El otro día mi amigo Miguel dijo, durante una conversación sobre libros y cosas variadas: “todo tiene un montón de profundidad al final».
Lo cotidiano (el aspecto extraño de lo cotidiano, en realidad) es mi cosa brillante y yo soy el animal que se siente atraído por lo brillante. Ese comentario me pareció una joya fulgurante. Y la seguí.
La profundidad aparece por todas partes. Está en el terror, donde el secreto de la casa horrenda se encuentra en su parte más profunda, en el sótano, tal vez enterrado en él o emparedado tras una pared. Está en la fantasía, donde en lo más profundo de la cueva habita el dragón o el brujo, o se encuentra la puerta que abre la entrada a otro mundo aún más profundo.
El misterio y lo profundo son a veces la misma cosa, no importa si hemos de resolver un asesinato en mansión o nos enfrentamos a una serie de hechos desconcertantes que no entendemos. Debajo de todo ello, en su nivel más profundo, todo está explicado y conectado. Si escarbamos y no nos dejamos distraer por el árbol, llegamos a lo profundo de la situación y entonces vemos el bosque.
Los bosques guardan sus secretos en lo más profundo. En lo más profundo del bosque no es sólo una frase: es un lugar, un estado de ánimo, una verdad absoluta. Si hay un bosque existe lo más profundo de ese bosque. Y es allí donde estará todo lo que nos interesa: el refugio donde resguardarnos si nos perdemos, la cabaña de la bruja, el castillo, el río…
Una capa y otra capa debajo. Y luego, otra. Vamos eliminando lo superficial y avanzando hacia lo profundo. Al final damos con la puerta, la gruta, la oscuridad o la luz pero siempre en lo más profundo de la montaña, de la mansión, de los personajes o de la historia.
“Siempre hay otro secreto”, decía Kelsier en la trilogía Nacidos de la bruma de Brandon Sanderson. Siempre hay un significado más profundo en las acciones, los escenarios y los acontecimientos. Nos regocijamos cuando se nos muestra la profundidad de los personajes. Cuando profundizamos en el significado y el símbolo.
La mente es un fantástico lugar donde alojar lo profundo. Por pequeño que sea, como el guisante debajo del último colchón de la cama de la princesa, aquello que está en lo profundo nos llama. Puede asustarnos o alentarnos, confundirnos o darnos sentido a lo que tenemos en la superficie, pero no se calla. Lo profundo del bosque, de la casa, de la montaña, del mar, de la cueva o de la mente no descansa. Nos llama una y otra vez sin descanso.

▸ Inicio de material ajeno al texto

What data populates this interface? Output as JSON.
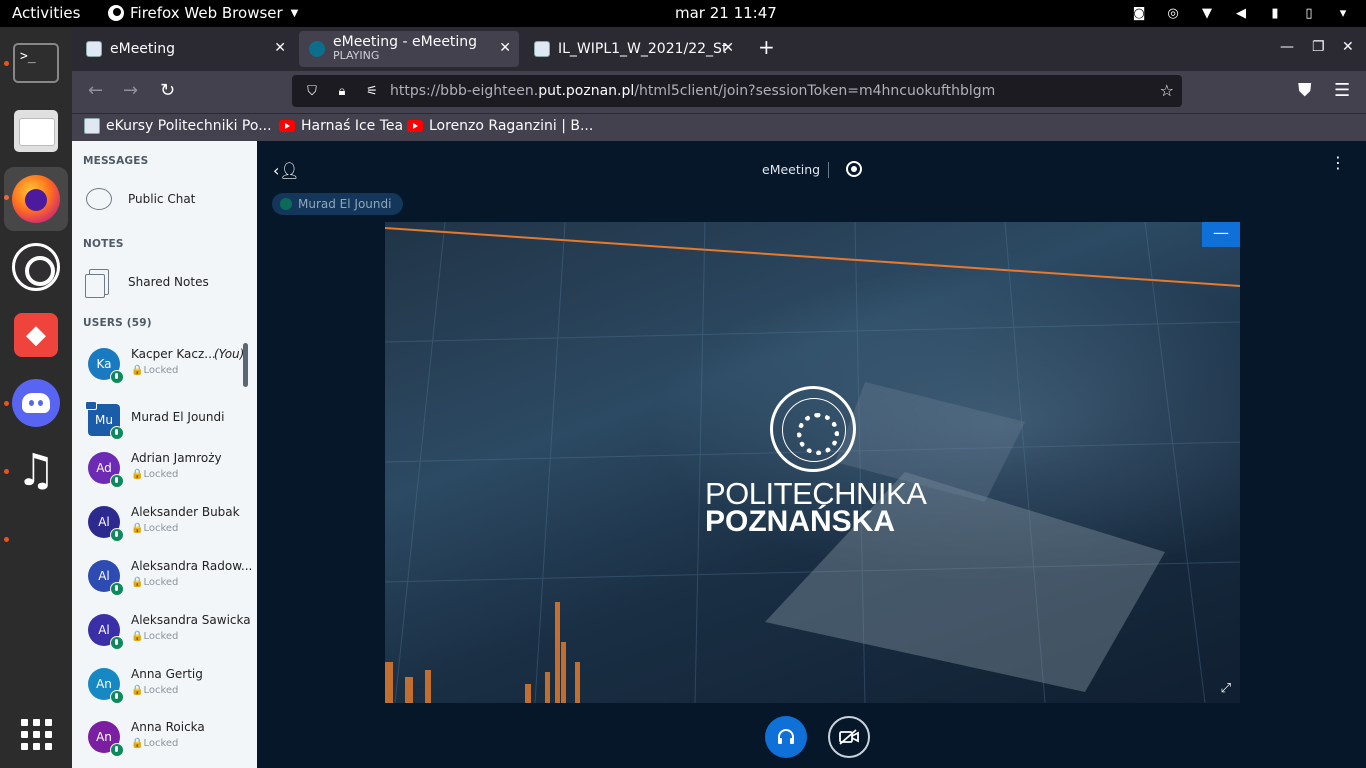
{
  "topbar": {
    "activities": "Activities",
    "app_name": "Firefox Web Browser",
    "clock": "mar 21  11:47"
  },
  "browser": {
    "tabs": [
      {
        "title": "eMeeting",
        "subtitle": ""
      },
      {
        "title": "eMeeting - eMeeting",
        "subtitle": "PLAYING"
      },
      {
        "title": "IL_WIPL1_W_2021/22_St",
        "subtitle": ""
      }
    ],
    "url_prefix": "https://bbb-eighteen.",
    "url_domain": "put.poznan.pl",
    "url_path": "/html5client/join?sessionToken=m4hncuokufthblgm",
    "bookmarks": [
      "eKursy Politechniki Po...",
      "Harnaś Ice Tea",
      "Lorenzo Raganzini | B..."
    ]
  },
  "sidebar": {
    "messages_title": "MESSAGES",
    "public_chat": "Public Chat",
    "notes_title": "NOTES",
    "shared_notes": "Shared Notes",
    "users_title": "USERS (59)",
    "users": [
      {
        "initials": "Ka",
        "name": "Kacper Kacz...",
        "you": "(You)",
        "status": "🔒Locked",
        "color": "#1a7ac1"
      },
      {
        "initials": "Mu",
        "name": "Murad El Joundi",
        "status": "",
        "color": "#1b5ca8"
      },
      {
        "initials": "Ad",
        "name": "Adrian Jamroży",
        "status": "🔒Locked",
        "color": "#6d2bb5"
      },
      {
        "initials": "Al",
        "name": "Aleksander Bubak",
        "status": "🔒Locked",
        "color": "#2d2a8f"
      },
      {
        "initials": "Al",
        "name": "Aleksandra Radow...",
        "status": "🔒Locked",
        "color": "#2d4bb0"
      },
      {
        "initials": "Al",
        "name": "Aleksandra Sawicka",
        "status": "🔒Locked",
        "color": "#3b2fa8"
      },
      {
        "initials": "An",
        "name": "Anna Gertig",
        "status": "🔒Locked",
        "color": "#1688c4"
      },
      {
        "initials": "An",
        "name": "Anna Roicka",
        "status": "🔒Locked",
        "color": "#7b1fa2"
      }
    ]
  },
  "meeting": {
    "title": "eMeeting",
    "talker": "Murad El Joundi",
    "slide_line1": "POLITECHNIKA",
    "slide_line2": "POZNAŃSKA"
  }
}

Y vamos hacia ello. No es algo que contemplemos como quien mira una puesta de sol, que está allí y nosotros aquí. O como quien mira las estrellas. Lo profundo no se contempla: lo profundo se holla, se habita, debe ser invadido a la carrera o reverenciado avanzando con pasos cuidadosos. No podemos evitar ir hacia lo profundo.
Cuando somos niños y estamos en la playa nos advierten una y otra vez que no vayamos a lo hondo, pero vamos. Y si no vamos, queremos ir, nos gustaría ir. ¿Has entrado alguna vez a una cueva? Es una gran experiencia. Quieres entrar más adentro, meterte por ese hueco, ver qué hay detrás, más allá. Porque en el fondo sabemos que hay algo en lo profundo, algo distinto a lo que está fuera.
Por eso funcionan las novelas (al menos la mayoría): porque en nuestra concepción lineal del mundo y del tiempo, lo profundo está al final: al final del bosque, de la gruta; abajo del todo de la mansión, en lo hondo del océano. Al final de nuestra mente, oculto, protegido. Como el guisante debajo del último colchón. Y en una novela lo profundo se revela al final: el significado oculto de todo lo que ocurría pero no podíamos ver, la resolución de un asesinato cuyas pistas estaban delante nuestra, la transformación del personaje, la muerte y resurrección, la verdad revelada.
Nos atrae lo profundo como una cosita brillante. Y en cuanto lo intuimos comenzamos a avanzar hacia él.